Adobe
shares were losing ground in late trading Wednesday after the provider of creative and marketing software provided disappointing revenue guidance for its February quarter and the full fiscal year ending in November 2024.
While the company said it is seeing strong early adoption for its suite of AI-powered content creation tools, Wall Street was apparently expecting a bigger boost to near-term revenue. In remarks prepared for its earnings conference call, Adobe said the guidance reflects “current expectations for the macroeconomic and foreign exchange environments.”
Adobe shares were down 6.5% in after-hours trading.
Adobe CFO Dan Durn said in an interview with Barron’s that the company has “an incredible amount of momentum after a phenomenal year,” and pointed out that it sees another year of double-digit revenue growth ahead. On the company’s earnings call, the Street focused intently on the guidance, trying to ferret out if there were any operating issues, but the reasons for the shortfall weren’t entirely clear, other than the impact of the timing and rollout of some pricing changes.
Asked about how the company’s AI software push affected guidance, Durn said it isn’t teasing apart how AI is reflected, other than to say that it added to the financial performance in the latest quarter.
For the fiscal fourth quarter ended Dec. 1, Adobe posted revenue of $5.05 billion, up 12% from a year ago, within the company’s guidance range of $4.975 billion to $5.025 billion and about in line with the Wall Street consensus of $5 billion. Adobe noted that this was its first quarter with revenue above $5 billion.
On an adjusted basis, Adobe earned $4.27 a share in the quarter, ahead of both the company’s forecast of $4.10 to $4.15 a share, and the Street consensus of $4.13 a share. Under generally accepted accounting principles, the company earned $3.23 a share.

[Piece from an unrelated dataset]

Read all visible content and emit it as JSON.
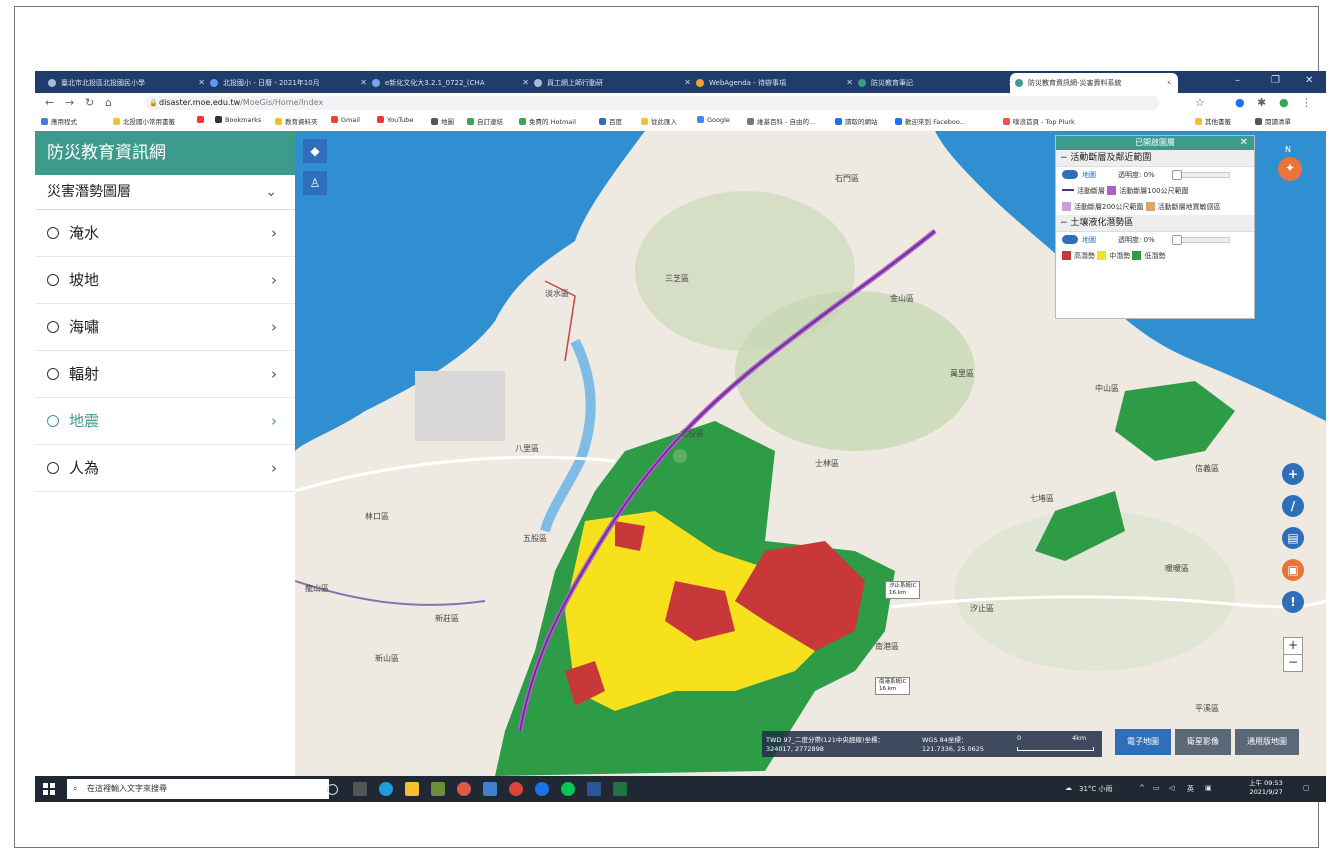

For the quarter, Adobe posted revenue from its core digital media segment of $3.72 billion, up 13%, and a little above its guidance range of $3.67 billion to $3.7 billion. Digital experience segment revenue was $1.27 billion, up 10%, at the high end of the company’s guidance range of $1.25 billion to $1.27 billion.
But here’s where things get sticky: For the February quarter, Adobe is projecting revenue of between $5.1 billion and $5.15 billion, just below the previous Wall Street consensus of $5.16 billion.
Adobe sees profits for the quarter on an adjusted basis of $4.35 to $4.40 a share, above consensus at $4.26 a share.
Adobe sees digital media segment revenue for the quarter of $3.77 billion to $3.8 billion, a little shy of the Street at $3.82 billion, with digital experience segment revenue of $1.14 billion to $1.16 billion, also missing the Street consensus of $1.31 billion. Adobe sees net new digital media annualized recurring revenue—a measure of the company’s subscription business—of $410 million, above the consensus of $396 million.
Adobe sees full year fiscal 2024 revenue ranging from $21.3 billion to $21.5 billion, falling short of the Street consensus at $21.7 billion. Guidance calls for non-GAAP profits of $17.60 to $18 a share; at the midpoint of the range that falls below the Wall Street consensus of $17.99 a share.
The guidance reflects Adobe’s forecast for digital media revenue of $15.75 billion to $15.85 billion, missing consensus at $15.96 billion, with digital experience revenue of $5.275 billion to $5.375 billion, below consensus at $5.478 billion. Adobe sees new digital media ARR of $1.9 billion, about in line with estimates.
On the company’s pending acquisition of the collaborative design tool company Figma, Adobe noted that it “strongly” disagrees with preliminary findings from both European Commission and U.K. regulators which have raised competitive concerns. Adobe said the European Commission has a Feb. 5 deadline to issue a decision, while the UK’s deadline is Feb. 25.
CEO Shantanu Narayan said in comments prepared for the post-earnings conference call that the company is seeing “tremendous usage” of the AI tools that Adobe unveiled earlier in the year.
“We believe that every massive technology shift offers generational opportunities to deliver new products and solutions to an ever-expanding set of customers,” he says. “AI and generative AI is one such opportunity…we have delivered against this strategy and are pleased that a number of our groundbreaking innovations…are now seeing tremendous usage by customers.”